Connecting the Dots, Finding Community

Connecting the Dots, Finding Community April 25, 2012

I was recently in Austin, Texas to give a lecture at Austin Presbyterian Seminary. While there, I had the chance to share dinner with folks from about a dozen different communities around the city. College students shared about how they’re trying to find a rhythm of life in a common house, while a middle-aged woman talked about how her community has negotiated time commitments as kids have grown up and become adults. These folks were brought together by a great group called ConneXion House. They’ve made it their mission to connect the dots between new monastic and missional community experiments in Texas. The publish a great little magazine called The Common Voice, where communities share stories and pictures of the good news they’ve heard and seen.

One great story from this gathering of communities came from Johanna Hosking Pulido, who’s lived in a three household community in an apartment complex for several years with her husband, Josh, and daughter, Inés Piia, in the St. John neighborhood of Austin. I’m glad to share her testimony here.

By Johanna Hosking Pulido

Community makes sense to me.  I grew up in a house with my parents, my grandparents, and my sister.  I lived within five blocks of three aunts and 11 cousins. I grew up sharing bedrooms and bathrooms, gathering with friends in TV-less living rooms, and reciting poetry during conversations around the dinner table.  I do not know how “normal” my experience of community was–whether it was part of my Mexican culture or just a peculiarity of my family. Whatever the case, community makes sense to me.
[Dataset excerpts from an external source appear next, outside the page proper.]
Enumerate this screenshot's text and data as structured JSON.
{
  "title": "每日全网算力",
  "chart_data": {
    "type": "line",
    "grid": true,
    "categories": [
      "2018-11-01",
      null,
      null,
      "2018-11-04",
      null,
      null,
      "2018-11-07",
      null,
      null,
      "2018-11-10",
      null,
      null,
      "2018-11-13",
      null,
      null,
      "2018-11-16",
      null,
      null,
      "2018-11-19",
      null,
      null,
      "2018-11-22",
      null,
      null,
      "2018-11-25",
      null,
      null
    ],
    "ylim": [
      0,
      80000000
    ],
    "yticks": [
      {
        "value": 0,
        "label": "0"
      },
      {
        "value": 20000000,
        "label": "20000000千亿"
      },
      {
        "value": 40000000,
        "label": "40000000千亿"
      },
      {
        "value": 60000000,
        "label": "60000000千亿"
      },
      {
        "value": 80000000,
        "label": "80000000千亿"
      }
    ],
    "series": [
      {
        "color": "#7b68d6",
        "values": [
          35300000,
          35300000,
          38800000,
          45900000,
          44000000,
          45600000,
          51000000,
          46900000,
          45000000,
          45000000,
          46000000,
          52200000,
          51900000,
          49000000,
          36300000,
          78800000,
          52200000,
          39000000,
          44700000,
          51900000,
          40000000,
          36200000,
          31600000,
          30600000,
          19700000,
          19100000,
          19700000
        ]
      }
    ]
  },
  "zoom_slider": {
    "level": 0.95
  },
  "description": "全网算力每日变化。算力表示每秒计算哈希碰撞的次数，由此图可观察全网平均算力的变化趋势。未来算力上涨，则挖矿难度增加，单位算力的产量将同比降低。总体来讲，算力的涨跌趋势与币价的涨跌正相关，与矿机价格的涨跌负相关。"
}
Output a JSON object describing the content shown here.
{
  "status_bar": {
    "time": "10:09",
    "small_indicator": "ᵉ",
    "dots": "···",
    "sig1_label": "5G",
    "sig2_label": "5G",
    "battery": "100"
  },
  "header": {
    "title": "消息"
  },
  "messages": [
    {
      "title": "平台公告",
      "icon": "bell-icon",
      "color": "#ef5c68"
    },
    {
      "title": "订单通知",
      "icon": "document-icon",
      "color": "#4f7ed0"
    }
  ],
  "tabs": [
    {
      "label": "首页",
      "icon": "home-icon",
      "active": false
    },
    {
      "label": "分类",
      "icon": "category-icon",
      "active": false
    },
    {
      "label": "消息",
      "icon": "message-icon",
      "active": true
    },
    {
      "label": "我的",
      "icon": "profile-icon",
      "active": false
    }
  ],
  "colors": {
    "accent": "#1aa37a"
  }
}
When I came to Austin, leaving behind my place and my people, I found it hard to deal with the solitude and isolation. At first I thought it was only me.  But as I observed and listened to other voices, I understood that there were many people experiencing the same feelings.  And they were not all foreigners.

Lula was one of the first people that I met that knows what I mean when I say, “community makes sense to me.”  Lula is from Costa Rica. We work at the same place. In no time, our commiserating became friendship. Before long, our friendship turned into conversations about looking for a way to live closer to each other. At the same time another good friend, who is originally from Mexico, was moving to Austin to start a new job. We were all in the search for a place to live and we were all lacking “support people” in our lives. It seemed like the time to be in motion, to make intentional decisions to change our situation.

We asked all those questions: What could we do to live together? How much privacy were we willing to give up? What were we risking?

We were all in different moments in our lives. Lula was a single mom with two preschool kids. Ana was a single, young professional.  And I was newly married.

Renting a house together and moving there seemed pretty scary. Yet we were all in need of a common place, looking for something different, and unsatisfied in our isolated lives. Our compromise was to look for an apartment complex within our budget into which we could all move. We found one on the east side of Austin.

It has been a couple of years since we made that conscious decision and we are still trying to figure out things as we go. Our community does not have a name yet. And I think we are all surprised at how hard it can be to coincide in apartments. But we do have meals together, we try to go to Church together, and we definitely share the good days and the bad days in our lives. We are not very intentional sometimes, but others times we are all we have.

I think maybe the only thing our unnamed community has to share with others who are contemplating life together is that there are always ways to find a place where you belong. In our case it has been a small step into an “intentional neighborhood” at an apartment complex. But really, even when you are away from the place where you belong, it is like you start belonging because of others. I never expect to recreate my home here. But at least I have started belonging because of my friends in our unnamed community.